Gross started volunteering for public radio in Buffalo, N.Y. In 1975, she moved to WHYY in Philadelphia to host “Fresh Air,” which was a local talk show at the time. In 1985, the show was picked up by NPR and went national.
Outside of radio, she has appeared on “The Simpsons,” as herself, as well as in the Mel Gibson movie, “The Beaver,” also as herself. Most recently, she has appeared in a comedy short by comedian Mike Birbiglia, which poked fun at her calm and sincere interview style.
As one of the most recognized voices in public broadcasting, Gross will be inducted alongside one of the most recognized from the commercial radio world, Howard Stern.
The two personalities might seem polar opposites; where Gross has a reputation as an intelligent and probing interviewer, Stern’s wildly popular show is often vulgar and crass.

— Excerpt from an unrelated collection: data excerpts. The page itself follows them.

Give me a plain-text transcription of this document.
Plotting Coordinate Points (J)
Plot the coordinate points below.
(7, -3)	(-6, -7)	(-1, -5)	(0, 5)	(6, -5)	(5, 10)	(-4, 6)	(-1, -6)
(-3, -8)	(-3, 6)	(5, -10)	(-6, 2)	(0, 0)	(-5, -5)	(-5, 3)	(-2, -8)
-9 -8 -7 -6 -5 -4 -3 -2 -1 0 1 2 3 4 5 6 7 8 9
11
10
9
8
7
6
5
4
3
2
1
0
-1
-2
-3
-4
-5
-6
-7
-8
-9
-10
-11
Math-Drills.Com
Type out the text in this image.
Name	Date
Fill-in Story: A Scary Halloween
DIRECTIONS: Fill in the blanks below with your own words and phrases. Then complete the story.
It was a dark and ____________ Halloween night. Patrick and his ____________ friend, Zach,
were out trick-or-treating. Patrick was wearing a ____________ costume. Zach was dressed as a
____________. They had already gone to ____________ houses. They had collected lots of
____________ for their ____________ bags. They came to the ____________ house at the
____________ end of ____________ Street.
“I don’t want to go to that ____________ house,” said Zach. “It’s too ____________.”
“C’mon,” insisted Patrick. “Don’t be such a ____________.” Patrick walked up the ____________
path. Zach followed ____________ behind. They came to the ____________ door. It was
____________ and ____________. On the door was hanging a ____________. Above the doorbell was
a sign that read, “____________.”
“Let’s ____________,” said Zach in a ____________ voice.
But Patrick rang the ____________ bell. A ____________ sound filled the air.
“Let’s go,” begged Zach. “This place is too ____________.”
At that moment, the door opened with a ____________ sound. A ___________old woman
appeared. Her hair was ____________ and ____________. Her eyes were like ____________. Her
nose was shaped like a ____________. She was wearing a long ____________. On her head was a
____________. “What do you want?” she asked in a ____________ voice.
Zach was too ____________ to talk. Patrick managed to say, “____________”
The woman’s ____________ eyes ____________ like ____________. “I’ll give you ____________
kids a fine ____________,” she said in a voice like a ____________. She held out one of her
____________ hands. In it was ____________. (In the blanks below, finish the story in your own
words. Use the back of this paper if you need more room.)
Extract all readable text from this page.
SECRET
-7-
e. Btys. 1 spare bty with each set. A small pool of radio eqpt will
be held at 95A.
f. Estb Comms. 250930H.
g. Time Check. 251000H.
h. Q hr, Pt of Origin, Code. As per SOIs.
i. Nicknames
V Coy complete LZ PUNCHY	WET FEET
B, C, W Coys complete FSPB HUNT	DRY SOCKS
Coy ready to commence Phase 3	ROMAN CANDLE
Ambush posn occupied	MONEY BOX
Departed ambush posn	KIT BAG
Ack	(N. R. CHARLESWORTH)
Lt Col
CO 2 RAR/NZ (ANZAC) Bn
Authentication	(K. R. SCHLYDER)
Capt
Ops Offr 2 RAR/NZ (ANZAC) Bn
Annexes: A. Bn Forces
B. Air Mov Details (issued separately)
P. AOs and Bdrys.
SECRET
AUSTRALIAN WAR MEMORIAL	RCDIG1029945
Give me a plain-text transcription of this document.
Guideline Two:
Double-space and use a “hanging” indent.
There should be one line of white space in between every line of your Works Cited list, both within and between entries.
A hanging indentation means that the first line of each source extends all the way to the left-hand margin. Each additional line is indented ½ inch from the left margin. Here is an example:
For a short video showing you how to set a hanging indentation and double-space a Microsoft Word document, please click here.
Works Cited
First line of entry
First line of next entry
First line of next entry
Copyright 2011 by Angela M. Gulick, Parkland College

But Gross calls Stern “brilliant.”
“He’s taught a lot of us, including me, what it sounds like to be really casual on the air,” said Gross. “He has elevated office gossip into almost an art form.”
Stern has refused several invitations to appear on “Fresh Air.” Gross hopes to meet him at the Chicago induction ceremony in November, if he attends.
“In terms of being crass, he is. That’s not my favorite part of him,” said Gross. “The part I enjoy isn’t when he’s having strippers on the show. I really don’t like that at all. But in the way Lenny Bruce was a champion talker, I think Howard Stern is, too. They know how to talk in an almost musical way that compels you to listen.”
Gross plans to attend the induction ceremony. However, as a longtime radio professional who does not have to dress up for for work, she feels uncomfortable at formal affairs. “I wish it is a come-as-you-are induction.”